Now, when he got to Nineveh, he was pleased to see that everything that he'd ever thought about Nineveh was true. I mean they were right there on the streets using sweat-shop labor to make weapons for terrorists and methamphetamines. He was naturally appalled. So he got into his street-beggar mode, and he started saying things in a way that not very many people would hear him.

He shuffled down the street, leaned against the walls, and muttered, "Repent, repent. In forty days you will be destroyed if you don't repent."

You had to be walking right by him to hear him. But the very first person to walk by him happened to be bored with his job as a drug dealer. He said, "Wow, you're right. This is really awful. Let's all repent."

And that guy started yelling Jonah's message. It turned out that a lot of people were bored with their jobs. They went to the president of the country and said, "We've been gross and awful, and we're going to repent, and you have to, too."

They put on sackcloth and ashes. They replaced their dirty coal power plant wih solar power. They all planted organic gardens.

And Jonah was really really ticked off.

In fact, he was furious. So he said, "Okay, God. Are you gonna be conned by these hypocrites? Do you think that just because they're behaving differently, they're better?"

And God said, "'Fraid so. Behavior counts. You lose."

So Jonah stomped off to a hill outside of town and sat under a tree, praying for the Ninevites to show their true nature and for God to fry them alive. And all that happened was that God destroyed the tree Jonah was sitting under so that he got a sunburn.

Jonah said, "God, how come you destroyed this tree? This tree never did nothing." Then he did a ten-minute riff about the tree and how trees are important and you can't just destroy them for no reason.

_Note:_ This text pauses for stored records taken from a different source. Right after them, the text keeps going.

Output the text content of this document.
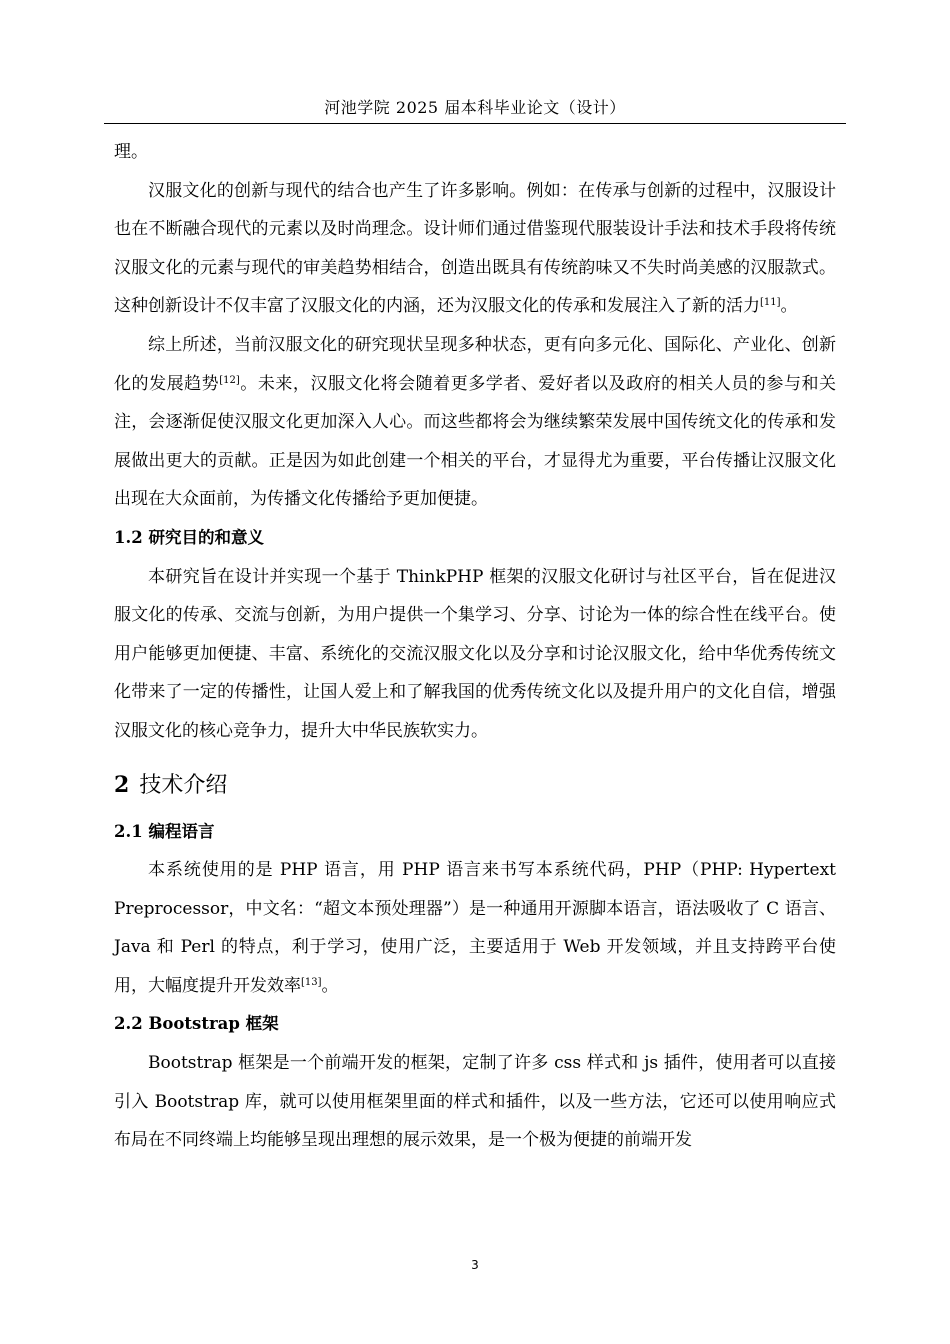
河池学院 2025 届本科毕业论文（设计）

理。

汉服文化的创新与现代的结合也产生了许多影响。例如：在传承与创新的过程中，汉服设计也在不断融合现代的元素以及时尚理念。设计师们通过借鉴现代服装设计手法和技术手段将传统汉服文化的元素与现代的审美趋势相结合，创造出既具有传统韵味又不失时尚美感的汉服款式。这种创新设计不仅丰富了汉服文化的内涵，还为汉服文化的传承和发展注入了新的活力[11]。

综上所述，当前汉服文化的研究现状呈现多种状态，更有向多元化、国际化、产业化、创新化的发展趋势[12]。未来，汉服文化将会随着更多学者、爱好者以及政府的相关人员的参与和关注，会逐渐促使汉服文化更加深入人心。而这些都将会为继续繁荣发展中国传统文化的传承和发展做出更大的贡献。正是因为如此创建一个相关的平台，才显得尤为重要，平台传播让汉服文化出现在大众面前，为传播文化传播给予更加便捷。

1.2 研究目的和意义

本研究旨在设计并实现一个基于 ThinkPHP 框架的汉服文化研讨与社区平台，旨在促进汉服文化的传承、交流与创新，为用户提供一个集学习、分享、讨论为一体的综合性在线平台。使用户能够更加便捷、丰富、系统化的交流汉服文化以及分享和讨论汉服文化，给中华优秀传统文化带来了一定的传播性，让国人爱上和了解我国的优秀传统文化以及提升用户的文化自信，增强汉服文化的核心竞争力，提升大中华民族软实力。

2 技术介绍
2.1 编程语言

本系统使用的是 PHP 语言，用 PHP 语言来书写本系统代码，PHP（PHP: Hypertext Preprocessor，中文名：“超文本预处理器”）是一种通用开源脚本语言，语法吸收了 C 语言、Java 和 Perl 的特点，利于学习，使用广泛，主要适用于 Web 开发领域，并且支持跨平台使用，大幅度提升开发效率[13]。

2.2 Bootstrap 框架

Bootstrap 框架是一个前端开发的框架，定制了许多 css 样式和 js 插件，使用者可以直接引入 Bootstrap 库，就可以使用框架里面的样式和插件，以及一些方法，它还可以使用响应式布局在不同终端上均能够呈现出理想的展示效果，是一个极为便捷的前端开发

3
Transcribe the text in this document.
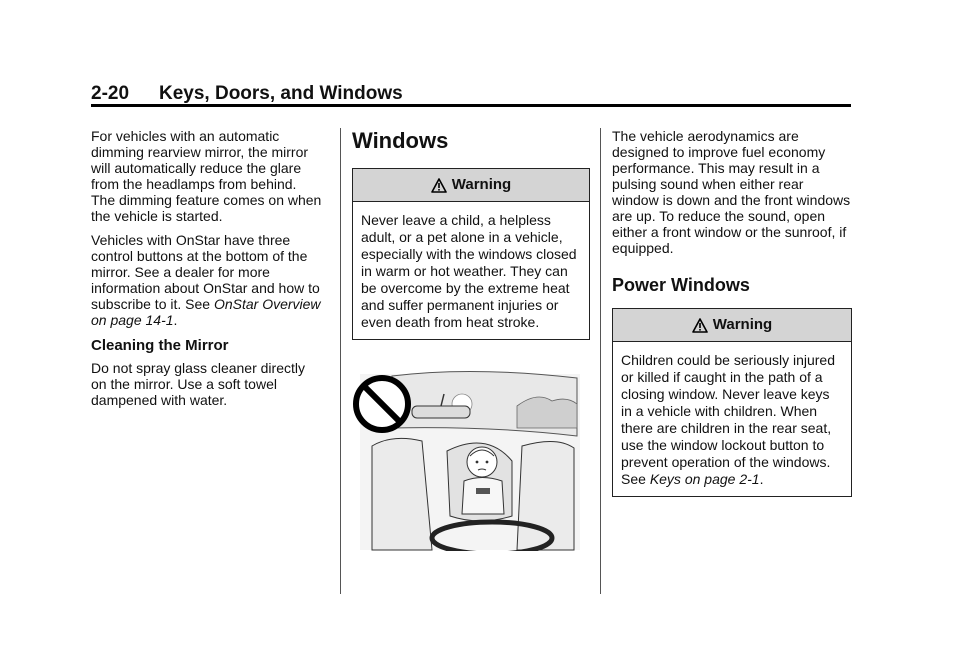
2-20 Keys, Doors, and Windows

For vehicles with an automatic dimming rearview mirror, the mirror will automatically reduce the glare from the headlamps from behind. The dimming feature comes on when the vehicle is started.

Vehicles with OnStar have three control buttons at the bottom of the mirror. See a dealer for more information about OnStar and how to subscribe to it. See OnStar Overview on page 14-1.

Cleaning the Mirror

Do not spray glass cleaner directly on the mirror. Use a soft towel dampened with water.

Windows
Warning
Never leave a child, a helpless adult, or a pet alone in a vehicle, especially with the windows closed in warm or hot weather. They can be overcome by the extreme heat and suffer permanent injuries or even death from heat stroke.

The vehicle aerodynamics are designed to improve fuel economy performance. This may result in a pulsing sound when either rear window is down and the front windows are up. To reduce the sound, open either a front window or the sunroof, if equipped.

Power Windows
Warning
Children could be seriously injured or killed if caught in the path of a closing window. Never leave keys in a vehicle with children. When there are children in the rear seat, use the window lockout button to prevent operation of the windows. See Keys on page 2-1.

And God said, "How come, Jonah, how come? Wherefore why is it that you care so much about that tree, when you have no pity at all for Nineveh? That city has a whole lot of folks in it, and some children and animals; and you wanted me to kill them all. How come you didn't care about them?"

And that's the end of the book in the bible. You're left there with the question. You never know what Jonah said. And you find out the question is for you. What are you going to do?

Can you live without hatred? (adapted from Anne Herbert, "The Other Side," 5/79)

Can we live without hatred? Is the joy of hatred too great to give up?

In the story, the joy in Nineveh at being saved is muted by the obstinate resistance of Jonah. He can't enter into that joy because of the joy of his own hate. After all, God accepted people who, in Jonah's estimation, should not be embraced in any way whatsoever.

In that dark mood, Jonah is not alone. It is one of the fundamental problems humans have with God—not that God is cruel or vengeful, but that God is gracious. It isn't so much God.s treatment of us that grates, but God's generosity toward others.

Who among us has not felt that we keep better records on human behavior that God does? Who among us hasn't been offended by a gracious God who pays full wage to one-hour workers, who is kind to the ungrateful and selfish, who sends sun and rain on the just and the unjust, and who gives parties for prodigals? God's offer destroys our sense of righteousness, but fulfills God's own.

The lesson that Jonah and we need to learn is as basic as the Gospel. God's love is a universal love. God's love is as certain for the people of Nineveh as it is for the people of Jerusalem. God is no respecter of nations or races or even religions. God only loves people, and God is not interested in all of the labels that we apply.or professions, or philosophies. God is only interested in people. "God so loved the world..." John 3:16 doesn't say God so loved North America or Lutherans or capitalists. God so loved the world. All of it. And everyone in it.

The story of Jonah is a great one to recall when we feel ourselves getting self-righteous or feeling better than someone else or starting to bear a grudge. Jonah helps us to remember that there is no joy and no holiness in hatred—and that there is no place we can run to escape the all-encompassing love of God. Amen.

May the peace of God, which passes all understanding, keep our hearts and minds through faith in Christ Jesus our Lord, unto eternal life. Amen.